Ice Cube: 'You Got A President That Don't Care'

June 12th, 2017 10:46 AM

It’s been 25 years since Ice Cube graced society with his album Death Certificate, an album that was noted for its anti-Semitic and racist overtones. However, the rapper has decided that now is the time to have a celebratory re-release in honor of the achievement, with three new songs on the album.

The former member of N.W.A. interviewed with Rolling Stone’s Kory Grow last week, explaining his reasons for the release. The original album was meant to speak “loudly about mistreatment of African-Americans.” Most of the songs involved a gritty outlook on what it meant to be African-American in that era. Shortly after Death Certificate was released in 1991, the L.A. riots began.

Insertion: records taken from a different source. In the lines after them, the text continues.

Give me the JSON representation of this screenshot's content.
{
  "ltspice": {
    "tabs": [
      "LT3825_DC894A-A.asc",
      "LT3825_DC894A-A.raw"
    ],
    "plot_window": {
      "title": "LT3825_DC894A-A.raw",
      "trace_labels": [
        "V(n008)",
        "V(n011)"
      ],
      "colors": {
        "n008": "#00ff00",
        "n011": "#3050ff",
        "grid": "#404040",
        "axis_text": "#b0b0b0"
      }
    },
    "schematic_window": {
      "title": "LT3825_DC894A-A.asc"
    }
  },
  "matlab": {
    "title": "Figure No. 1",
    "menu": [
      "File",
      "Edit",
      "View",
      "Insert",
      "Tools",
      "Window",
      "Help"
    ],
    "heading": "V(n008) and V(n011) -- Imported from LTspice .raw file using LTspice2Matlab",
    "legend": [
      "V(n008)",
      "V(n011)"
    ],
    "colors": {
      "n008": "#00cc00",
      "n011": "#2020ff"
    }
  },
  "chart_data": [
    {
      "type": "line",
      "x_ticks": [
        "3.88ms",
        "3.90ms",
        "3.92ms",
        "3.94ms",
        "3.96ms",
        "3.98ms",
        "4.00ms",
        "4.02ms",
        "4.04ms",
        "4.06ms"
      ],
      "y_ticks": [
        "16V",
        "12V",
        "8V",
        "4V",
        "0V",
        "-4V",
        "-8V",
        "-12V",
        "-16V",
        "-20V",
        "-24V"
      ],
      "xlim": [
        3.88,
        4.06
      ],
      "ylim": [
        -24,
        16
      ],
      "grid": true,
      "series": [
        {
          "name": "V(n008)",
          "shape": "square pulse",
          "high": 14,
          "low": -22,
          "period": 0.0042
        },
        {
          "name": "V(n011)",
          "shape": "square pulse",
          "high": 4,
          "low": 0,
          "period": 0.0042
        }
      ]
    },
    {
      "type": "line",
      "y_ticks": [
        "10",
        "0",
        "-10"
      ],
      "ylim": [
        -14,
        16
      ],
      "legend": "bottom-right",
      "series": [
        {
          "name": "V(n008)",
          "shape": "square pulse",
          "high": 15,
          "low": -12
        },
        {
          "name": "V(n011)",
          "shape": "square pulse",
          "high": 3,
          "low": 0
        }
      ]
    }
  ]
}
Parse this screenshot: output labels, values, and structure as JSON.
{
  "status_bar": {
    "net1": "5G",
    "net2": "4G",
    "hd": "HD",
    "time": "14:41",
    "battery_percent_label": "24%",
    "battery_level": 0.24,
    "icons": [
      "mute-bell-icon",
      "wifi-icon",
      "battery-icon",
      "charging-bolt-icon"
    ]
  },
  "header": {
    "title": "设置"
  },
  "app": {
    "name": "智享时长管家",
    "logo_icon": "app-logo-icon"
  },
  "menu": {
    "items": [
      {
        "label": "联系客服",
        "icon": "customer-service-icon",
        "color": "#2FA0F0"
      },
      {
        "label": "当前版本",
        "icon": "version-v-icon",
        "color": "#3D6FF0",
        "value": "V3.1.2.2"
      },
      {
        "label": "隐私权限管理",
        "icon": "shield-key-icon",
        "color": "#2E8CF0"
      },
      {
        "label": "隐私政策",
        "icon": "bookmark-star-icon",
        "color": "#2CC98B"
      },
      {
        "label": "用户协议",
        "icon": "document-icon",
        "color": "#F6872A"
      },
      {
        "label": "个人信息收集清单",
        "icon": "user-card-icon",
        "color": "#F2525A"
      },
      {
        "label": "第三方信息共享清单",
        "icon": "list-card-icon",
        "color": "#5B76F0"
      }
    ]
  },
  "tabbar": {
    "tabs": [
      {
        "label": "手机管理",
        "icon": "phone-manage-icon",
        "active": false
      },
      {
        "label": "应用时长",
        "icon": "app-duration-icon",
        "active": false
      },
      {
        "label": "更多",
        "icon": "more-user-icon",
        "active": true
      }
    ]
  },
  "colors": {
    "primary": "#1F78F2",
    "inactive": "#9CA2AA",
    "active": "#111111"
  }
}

Two and half decades later, apparently the rapper still finds “plenty to keep him angry.” According to Rolling Stone, Ice Cube has the same feeling now that Trump is president that he had when George H.W. Bush was president at the time of the album’s debut. As he explained to Grow, “How could a guy that selfish care about you? You got a president that don’t care.”

Of course, the three new songs target the police. Ice Cube made it seem like his song, “Good Cop Bad Cop,” is a message for good members of the police force to watch out for their allegedly corrupt colleagues. However, a look at the lyrics reveals a slightly different message:

“Lazy Cop f**kin wit that crazy Cop

Always bragging - bout the new case he got”

And then the rapper accuses police of being a Trojan horse, “full of excessive force.”

In another song, “Dominate the Weak,” he says again, “Ima f**k the police,” and said “they tryin to re-enslave us.” Ice Cube explained to Grow in Rolling Stone that this song was “about what I see happening everywhere I look, the makings of a police state right before my eyes.”

It's hard to believe that Ice Cube can see a police state emerging from it. In the midst of the protests, the freedom that the American people still possess to make political statements, any evidence of a police state pales in the face of a very loud democracy. The fact that he could release and then re-release this album give the lie to that statement.